Bagi lulusan D III yang tidak melanjutkan S1 tidak dapat melanjutkan ke jenjang karier PK – IV.
- Perawat Klinik IV
Perawat lulusan Ners dengan pengalaman keja 9 tahun atau Ners
Specialis dengan pengalaman kerja 2 tahun dan memiliki sertifikat PK
–IV. UNTUK Ners Konsultan dengan pengalaman kerja 0 tahun.

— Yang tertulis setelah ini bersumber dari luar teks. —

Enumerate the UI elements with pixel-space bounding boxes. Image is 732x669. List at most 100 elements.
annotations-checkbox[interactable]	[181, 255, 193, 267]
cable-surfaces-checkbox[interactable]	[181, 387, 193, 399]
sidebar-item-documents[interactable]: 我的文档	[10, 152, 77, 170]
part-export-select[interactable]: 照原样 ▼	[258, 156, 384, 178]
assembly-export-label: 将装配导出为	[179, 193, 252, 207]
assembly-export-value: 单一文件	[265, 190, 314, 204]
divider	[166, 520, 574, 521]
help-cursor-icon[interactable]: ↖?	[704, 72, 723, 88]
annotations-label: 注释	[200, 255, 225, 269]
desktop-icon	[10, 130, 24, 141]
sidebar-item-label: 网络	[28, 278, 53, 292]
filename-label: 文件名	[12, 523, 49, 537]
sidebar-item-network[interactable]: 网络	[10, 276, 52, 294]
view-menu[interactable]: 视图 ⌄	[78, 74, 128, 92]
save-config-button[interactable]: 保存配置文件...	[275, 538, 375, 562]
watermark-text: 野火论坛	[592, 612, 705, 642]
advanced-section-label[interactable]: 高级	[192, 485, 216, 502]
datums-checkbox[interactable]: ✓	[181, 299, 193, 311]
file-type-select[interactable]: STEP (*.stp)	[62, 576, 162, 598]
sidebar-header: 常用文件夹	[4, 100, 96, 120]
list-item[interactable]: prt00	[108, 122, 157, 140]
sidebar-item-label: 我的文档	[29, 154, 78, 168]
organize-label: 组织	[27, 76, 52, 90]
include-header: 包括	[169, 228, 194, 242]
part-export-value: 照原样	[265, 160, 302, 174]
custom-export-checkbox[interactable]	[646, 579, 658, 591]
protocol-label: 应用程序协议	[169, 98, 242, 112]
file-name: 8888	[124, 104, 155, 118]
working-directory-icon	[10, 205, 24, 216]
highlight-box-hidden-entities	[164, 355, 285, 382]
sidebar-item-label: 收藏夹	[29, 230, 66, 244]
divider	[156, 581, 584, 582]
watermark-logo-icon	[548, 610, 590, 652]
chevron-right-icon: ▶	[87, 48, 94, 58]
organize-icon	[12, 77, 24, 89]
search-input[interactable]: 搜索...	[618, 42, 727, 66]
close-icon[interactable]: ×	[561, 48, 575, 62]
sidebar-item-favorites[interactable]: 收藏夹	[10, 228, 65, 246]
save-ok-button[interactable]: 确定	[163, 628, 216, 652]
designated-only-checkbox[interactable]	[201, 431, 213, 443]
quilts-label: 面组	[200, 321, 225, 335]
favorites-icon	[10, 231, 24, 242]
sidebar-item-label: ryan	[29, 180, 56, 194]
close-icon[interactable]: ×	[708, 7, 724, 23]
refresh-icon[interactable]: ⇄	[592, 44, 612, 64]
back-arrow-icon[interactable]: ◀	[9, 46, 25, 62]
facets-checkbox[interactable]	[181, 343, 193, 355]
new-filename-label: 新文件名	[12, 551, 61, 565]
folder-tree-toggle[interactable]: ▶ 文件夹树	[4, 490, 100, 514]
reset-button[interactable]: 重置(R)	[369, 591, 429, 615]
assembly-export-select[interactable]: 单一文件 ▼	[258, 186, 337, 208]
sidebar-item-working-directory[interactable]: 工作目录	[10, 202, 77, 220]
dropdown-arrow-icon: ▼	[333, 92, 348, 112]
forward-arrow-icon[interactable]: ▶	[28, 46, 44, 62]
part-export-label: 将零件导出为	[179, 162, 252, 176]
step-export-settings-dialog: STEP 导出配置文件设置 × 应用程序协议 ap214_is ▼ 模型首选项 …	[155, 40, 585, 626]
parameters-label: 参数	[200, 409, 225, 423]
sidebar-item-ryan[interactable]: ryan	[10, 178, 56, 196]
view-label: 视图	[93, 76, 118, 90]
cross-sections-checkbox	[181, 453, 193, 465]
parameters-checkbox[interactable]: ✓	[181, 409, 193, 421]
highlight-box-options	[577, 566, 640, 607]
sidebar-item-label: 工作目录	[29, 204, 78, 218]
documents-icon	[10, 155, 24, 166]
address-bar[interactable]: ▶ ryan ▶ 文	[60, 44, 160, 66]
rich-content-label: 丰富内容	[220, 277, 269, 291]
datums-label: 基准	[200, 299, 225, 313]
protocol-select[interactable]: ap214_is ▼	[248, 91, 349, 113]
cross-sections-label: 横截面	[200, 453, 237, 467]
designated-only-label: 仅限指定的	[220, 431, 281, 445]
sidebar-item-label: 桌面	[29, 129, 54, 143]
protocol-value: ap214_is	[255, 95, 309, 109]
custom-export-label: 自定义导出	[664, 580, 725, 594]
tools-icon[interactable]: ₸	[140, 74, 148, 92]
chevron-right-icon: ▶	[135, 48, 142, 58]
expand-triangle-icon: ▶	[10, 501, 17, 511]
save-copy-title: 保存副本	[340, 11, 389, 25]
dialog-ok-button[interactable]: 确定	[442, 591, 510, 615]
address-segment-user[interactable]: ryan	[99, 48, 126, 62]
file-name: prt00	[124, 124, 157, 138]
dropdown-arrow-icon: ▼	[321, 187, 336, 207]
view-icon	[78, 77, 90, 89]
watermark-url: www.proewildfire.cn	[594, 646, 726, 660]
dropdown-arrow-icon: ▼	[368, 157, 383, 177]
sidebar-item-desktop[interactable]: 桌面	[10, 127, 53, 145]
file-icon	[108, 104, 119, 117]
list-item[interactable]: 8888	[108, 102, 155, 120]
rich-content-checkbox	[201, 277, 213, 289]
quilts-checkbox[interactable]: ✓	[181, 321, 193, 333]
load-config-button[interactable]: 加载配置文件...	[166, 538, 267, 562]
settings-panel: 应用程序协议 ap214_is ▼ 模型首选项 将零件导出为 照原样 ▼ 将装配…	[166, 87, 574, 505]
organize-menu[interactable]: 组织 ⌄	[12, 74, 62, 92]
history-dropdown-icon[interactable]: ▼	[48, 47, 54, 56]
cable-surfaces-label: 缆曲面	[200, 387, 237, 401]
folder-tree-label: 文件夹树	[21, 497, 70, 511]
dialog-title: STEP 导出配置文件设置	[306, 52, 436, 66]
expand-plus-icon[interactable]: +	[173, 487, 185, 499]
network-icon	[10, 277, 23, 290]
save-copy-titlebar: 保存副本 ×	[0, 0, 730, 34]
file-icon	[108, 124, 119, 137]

- Perawat Klinik V (expert)
Perawat klinik V adalah ners specialis dengan pengalaman kerja 4
tahun atau ners specialis konsultan dengan pengalaman kerja 1 tahun dan
memiliki sertivikat PK –V.
- Penjenjangan Karir Professional Perawat Manajer
- Perawat Manajer I
- Perawat Manajer II
- Perawat Manajer III
- Perawat Manajer IV
- Perawat Manajer V
- E. SARAT – SARAT PENJENJANGAN KARIR PERAWAT
- Memiliki kompetensi yang di persyaratkan
- Memiliki pengalaman kerja
- Mengikuti pendidikan formal / serifikasi
- Lulus uji kompetensi
- Memiliki SIP, SIK dan SIPP
- F. SERTIFIKASI
Program sertifikasi dilaksanakan oleh organisasi PPNI. Dalam masa
transisi sebelum terbentuk konsil keperawatan Indonesia, uji sertifikasi
dilaksanakan oleh Lembaga Sertifikasi Profesi (LSP) yang terdiri dari
unsure PPNI dan stakeholders terkait.
- G. REMUNERASI
Agar jenjang karir dapat dilaksanakansecara optimal harus didukung
oleh system remunerasi. Setiap kenaikan dari satu jenjang karir ke
jenjag karir lebih tinggi perlu dikuti dengan pemberian remunerasi
sesuai dengan kinerja pada setiap jenjang.
- H. EVALUASI JENJANG KARIR PERAWAT PROFESSIONAL
Jenjang kari professional perawat harus dievaluasi secara konsisten dan tersetruktur dan mencakup komponen meliputi :
- Evaluasi Kompetensi Asuhan keperawatan
- Evaluasi Penampilan Kerja
- Evaluasi Pengetahuan Profesional
- Evaluasi Komunikasi dan organisasi
- Evaluasi Kompetensi Manajemen
- Evaluasi Mnajemen Riset
- I. MASA PERALIHAN
Pemberlakuan jenjang karir professional perawat dilakukan secara
bertahap berdasarkan kebutuhan dengan mempertahankan kelangsungan asuhan
keperawatan serta kebijakan dari manajemen.
Aadapun langkah – langkah dalam penjenjangan karir perawat adalah sebagai berikut ;
- Mapping ketenagaan
- Maching kualifikasi dengan pedoman jenjang karir :
- Pendidikan
- Pengalaman kerja keperawatan klinik
- Sertifikasi
- Challenge test sesuai dengan proses dengan jenjang karir
- Jika tidak lulus dialihkan jenjang yang lebih rendah
- Pendidikan formal bagi yang mau dan mampu sesuai dengan persiapan jenjang karir PK yang lebih tinggi.
- J. PENUTUP
Hal – hal yang belum diatur dalam kerangka acuan kerja ini akan diatur kemudian.